Sweetest one, you have clearly stepped into your own. You must understand solidly that you are loved. Know this.
I read this with exactly the skepticism you’d expect, if a person you did not know claimed to be channeling messages from the beyond. I’ll also note that it doesn’t sound a thing like my father, either, a man without a New Age bone in his body. Most damning of all, it contained none of his signature phrases: You bet! and Why not?
And yet, for all that, as I read this message, tears welled up in my eyes and rolled down my cheeks.
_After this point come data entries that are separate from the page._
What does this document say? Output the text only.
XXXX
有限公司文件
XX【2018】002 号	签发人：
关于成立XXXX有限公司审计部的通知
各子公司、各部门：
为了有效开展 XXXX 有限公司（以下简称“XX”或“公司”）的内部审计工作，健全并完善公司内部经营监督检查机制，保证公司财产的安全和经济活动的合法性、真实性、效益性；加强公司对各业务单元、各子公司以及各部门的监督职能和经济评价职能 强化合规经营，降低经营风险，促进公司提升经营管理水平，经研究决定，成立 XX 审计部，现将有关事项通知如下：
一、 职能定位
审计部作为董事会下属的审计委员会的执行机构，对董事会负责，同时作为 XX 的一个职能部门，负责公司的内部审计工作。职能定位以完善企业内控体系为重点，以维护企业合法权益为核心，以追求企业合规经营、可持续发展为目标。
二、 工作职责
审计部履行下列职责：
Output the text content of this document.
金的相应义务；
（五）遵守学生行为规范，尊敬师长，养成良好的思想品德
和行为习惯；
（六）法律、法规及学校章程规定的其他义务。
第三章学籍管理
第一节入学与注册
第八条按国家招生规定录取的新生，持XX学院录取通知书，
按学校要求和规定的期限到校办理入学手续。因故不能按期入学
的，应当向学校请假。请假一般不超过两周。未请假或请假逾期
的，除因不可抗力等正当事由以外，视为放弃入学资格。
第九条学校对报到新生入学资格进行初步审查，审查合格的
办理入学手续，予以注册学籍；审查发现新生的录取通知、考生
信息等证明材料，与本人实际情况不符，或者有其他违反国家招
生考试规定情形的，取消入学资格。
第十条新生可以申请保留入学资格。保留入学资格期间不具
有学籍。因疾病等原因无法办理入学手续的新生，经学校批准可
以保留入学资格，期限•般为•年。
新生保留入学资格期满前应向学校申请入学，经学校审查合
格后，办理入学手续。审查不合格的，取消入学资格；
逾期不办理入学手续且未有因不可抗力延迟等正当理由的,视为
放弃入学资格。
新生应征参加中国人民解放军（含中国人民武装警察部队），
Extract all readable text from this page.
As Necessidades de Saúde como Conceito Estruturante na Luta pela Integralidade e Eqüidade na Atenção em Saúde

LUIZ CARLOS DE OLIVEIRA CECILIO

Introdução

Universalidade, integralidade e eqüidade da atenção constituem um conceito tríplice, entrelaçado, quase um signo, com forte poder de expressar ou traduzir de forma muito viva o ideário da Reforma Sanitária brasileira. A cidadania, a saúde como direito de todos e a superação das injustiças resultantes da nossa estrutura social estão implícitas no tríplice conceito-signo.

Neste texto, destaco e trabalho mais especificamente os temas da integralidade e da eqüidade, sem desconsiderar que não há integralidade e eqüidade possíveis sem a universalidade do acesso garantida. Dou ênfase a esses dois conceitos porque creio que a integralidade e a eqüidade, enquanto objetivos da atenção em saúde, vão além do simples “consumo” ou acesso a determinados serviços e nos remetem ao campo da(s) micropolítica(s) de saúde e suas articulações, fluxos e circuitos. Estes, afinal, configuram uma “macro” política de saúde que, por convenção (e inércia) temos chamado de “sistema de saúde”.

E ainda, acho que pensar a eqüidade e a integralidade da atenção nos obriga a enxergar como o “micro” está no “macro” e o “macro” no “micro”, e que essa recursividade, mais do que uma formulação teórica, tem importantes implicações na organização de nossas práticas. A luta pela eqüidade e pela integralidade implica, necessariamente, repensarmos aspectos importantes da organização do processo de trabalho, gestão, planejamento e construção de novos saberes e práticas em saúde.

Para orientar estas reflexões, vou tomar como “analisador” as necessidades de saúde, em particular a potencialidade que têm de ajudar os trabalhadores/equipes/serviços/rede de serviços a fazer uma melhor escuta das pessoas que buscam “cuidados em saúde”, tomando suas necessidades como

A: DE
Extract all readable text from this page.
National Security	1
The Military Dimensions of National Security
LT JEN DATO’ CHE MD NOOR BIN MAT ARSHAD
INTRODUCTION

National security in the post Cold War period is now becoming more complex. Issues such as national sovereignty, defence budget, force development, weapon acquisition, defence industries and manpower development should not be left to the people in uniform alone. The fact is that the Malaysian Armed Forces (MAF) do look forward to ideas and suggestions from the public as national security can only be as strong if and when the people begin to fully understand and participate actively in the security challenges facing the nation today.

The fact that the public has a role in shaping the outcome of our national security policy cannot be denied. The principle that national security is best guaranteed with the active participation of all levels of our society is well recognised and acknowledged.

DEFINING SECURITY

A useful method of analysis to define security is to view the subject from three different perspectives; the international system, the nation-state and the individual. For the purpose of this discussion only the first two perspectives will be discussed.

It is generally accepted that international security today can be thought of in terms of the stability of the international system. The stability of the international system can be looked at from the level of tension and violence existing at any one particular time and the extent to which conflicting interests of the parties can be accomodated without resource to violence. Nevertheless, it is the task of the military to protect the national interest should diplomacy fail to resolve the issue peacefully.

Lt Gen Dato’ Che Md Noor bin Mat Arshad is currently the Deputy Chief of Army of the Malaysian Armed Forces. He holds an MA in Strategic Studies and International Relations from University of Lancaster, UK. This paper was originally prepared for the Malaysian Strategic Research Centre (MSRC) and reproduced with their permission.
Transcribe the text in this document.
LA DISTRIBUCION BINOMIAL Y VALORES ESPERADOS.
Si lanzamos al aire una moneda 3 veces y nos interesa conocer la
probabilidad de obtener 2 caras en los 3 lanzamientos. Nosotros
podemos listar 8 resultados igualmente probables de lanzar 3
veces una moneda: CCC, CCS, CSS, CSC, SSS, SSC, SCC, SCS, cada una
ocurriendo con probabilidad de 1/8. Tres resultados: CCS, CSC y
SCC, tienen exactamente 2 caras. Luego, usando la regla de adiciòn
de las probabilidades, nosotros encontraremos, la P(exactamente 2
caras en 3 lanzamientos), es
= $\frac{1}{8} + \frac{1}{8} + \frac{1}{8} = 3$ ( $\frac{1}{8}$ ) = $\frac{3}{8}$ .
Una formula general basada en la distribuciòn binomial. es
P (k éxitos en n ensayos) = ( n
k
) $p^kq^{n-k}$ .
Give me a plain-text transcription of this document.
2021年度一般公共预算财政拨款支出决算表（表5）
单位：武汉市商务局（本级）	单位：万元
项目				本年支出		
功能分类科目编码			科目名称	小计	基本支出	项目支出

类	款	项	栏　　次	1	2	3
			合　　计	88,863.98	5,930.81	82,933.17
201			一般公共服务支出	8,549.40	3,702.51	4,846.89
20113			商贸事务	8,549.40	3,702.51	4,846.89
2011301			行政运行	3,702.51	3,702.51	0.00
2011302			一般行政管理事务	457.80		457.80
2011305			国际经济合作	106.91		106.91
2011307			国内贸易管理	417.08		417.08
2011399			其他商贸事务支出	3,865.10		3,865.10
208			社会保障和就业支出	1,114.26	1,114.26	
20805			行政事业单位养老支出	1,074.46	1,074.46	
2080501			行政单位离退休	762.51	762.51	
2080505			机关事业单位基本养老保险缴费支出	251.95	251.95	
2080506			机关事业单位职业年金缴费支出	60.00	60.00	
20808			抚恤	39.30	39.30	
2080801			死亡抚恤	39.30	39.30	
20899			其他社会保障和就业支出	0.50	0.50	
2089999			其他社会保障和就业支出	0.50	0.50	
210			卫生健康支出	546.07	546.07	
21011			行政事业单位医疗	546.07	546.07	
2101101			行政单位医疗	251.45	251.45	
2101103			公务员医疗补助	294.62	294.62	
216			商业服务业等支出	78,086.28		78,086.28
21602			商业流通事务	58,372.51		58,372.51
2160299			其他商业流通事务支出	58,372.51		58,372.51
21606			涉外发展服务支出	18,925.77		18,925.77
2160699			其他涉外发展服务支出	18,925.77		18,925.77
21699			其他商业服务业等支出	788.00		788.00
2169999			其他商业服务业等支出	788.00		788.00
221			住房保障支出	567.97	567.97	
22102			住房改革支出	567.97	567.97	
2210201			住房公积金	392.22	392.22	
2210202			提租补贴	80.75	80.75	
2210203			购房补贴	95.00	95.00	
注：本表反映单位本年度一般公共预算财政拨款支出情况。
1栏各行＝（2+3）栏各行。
I wonder, sometimes, if my own father thought of me the way I thought of my sons—as a reflection of himself. It’s not something we’re proud of, but it’s still true: we sometimes think of our children the way Lord Voldemort thought of horcruxes—beings into which we pour our own souls, in hopes that some version of us will survive into the world, even beyond the moment our own candle is snuffed out.
Was that still true? Was there still something of my father in me? What was it I had passed on to my sons? I hoped that whatever I had given them was the better part of my nature and not the opposite.
I strapped on my skis and put on my iPod and once again headed out into the snows of Belgrade Lakes. Ranger came with me. It was another perfect winter day, not as cold as the one before.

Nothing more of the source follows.